Sexton v. California, 189 U.S. 319 (1903)
Please note: this case begins in mid-page. It therefore shares a citation with the last page of the previous case. If you are attempting to follow a link to the last page of 189 U.S. 311, click here.
Sexton v. California
No. 166
Argued and submitted January 28, 1903
Decided April 6, 1903
189 U.S. 319
ERROR TO THE SUPREME COURT
OF THE STATE OF CALIFORNIA
Syllabus
Under sec. 6328, Rev.Stat., and the provisions of the Criminal Code of California, the state courts of that state have concurrent jurisdiction with the courts of the United States to try a person for extortion where the basis of the extortion was a threat to accuse a person of having committed an act which is a crime exclusively against the United States and made so by a federal statute.
Plaintiff in error was convicted in the Superior Court of the County of El Dorado, California, of the crime of extortion. Judgment was entered, and, upon appeal to the Supreme Court of California, it was there affirmed, and the plaintiff in error brings the case here for review.
The indictment upon which the conviction was had alleged that, on June 20, 1898 at the County of El Dorado, State of California, one S. H. Briggs and the plaintiff in error
. . . did willfully, unlawfully, and feloniously obtain from one C. Greenwald certain personal property consisting of money, the property of the said C. Greenwald, to the amount and value of thirty dollars, with the consent of said Greenwald, induced by the wrongful use and exercise upon him of fear by means of a threat then and there made by the said John E. Sexton and S. H. Briggs to accuse him, the said Greenwald, of the crime of having, in violation of the laws of the United States of America, sold and delivered cigars in a form other than in a new box not before used for the purpose of packing cigars therein, contrary to the form, force, and effect of the statute in such case made and provided.

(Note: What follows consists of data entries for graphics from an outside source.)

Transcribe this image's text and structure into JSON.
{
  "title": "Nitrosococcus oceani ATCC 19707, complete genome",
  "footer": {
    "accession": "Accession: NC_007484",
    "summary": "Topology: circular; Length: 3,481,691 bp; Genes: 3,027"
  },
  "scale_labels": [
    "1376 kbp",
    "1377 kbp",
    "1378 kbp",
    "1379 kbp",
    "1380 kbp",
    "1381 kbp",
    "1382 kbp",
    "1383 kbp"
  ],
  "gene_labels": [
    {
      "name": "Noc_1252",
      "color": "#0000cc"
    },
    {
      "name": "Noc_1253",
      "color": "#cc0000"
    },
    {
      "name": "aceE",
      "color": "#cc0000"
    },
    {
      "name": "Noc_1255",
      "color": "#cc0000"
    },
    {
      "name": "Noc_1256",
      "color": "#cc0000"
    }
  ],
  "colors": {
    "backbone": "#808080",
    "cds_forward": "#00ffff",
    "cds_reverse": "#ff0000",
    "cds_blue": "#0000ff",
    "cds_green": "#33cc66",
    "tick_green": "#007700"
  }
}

After the finding of this indictment, the defendant Sexton moved the court to set it aside on various grounds, the ninth being that the court had no jurisdiction of the offense charged in the indictment, nor of the person of the defendant, and it was contended that the federal court alone had jurisdiction over the act for which he was indicted in the state court. The motion was denied, and the defendant then pleaded not guilty. Upon the trial, the jury found the defendant guilty as charged in the indictment, and he was sentenced to be imprisoned in the state’s prison for the term of two years.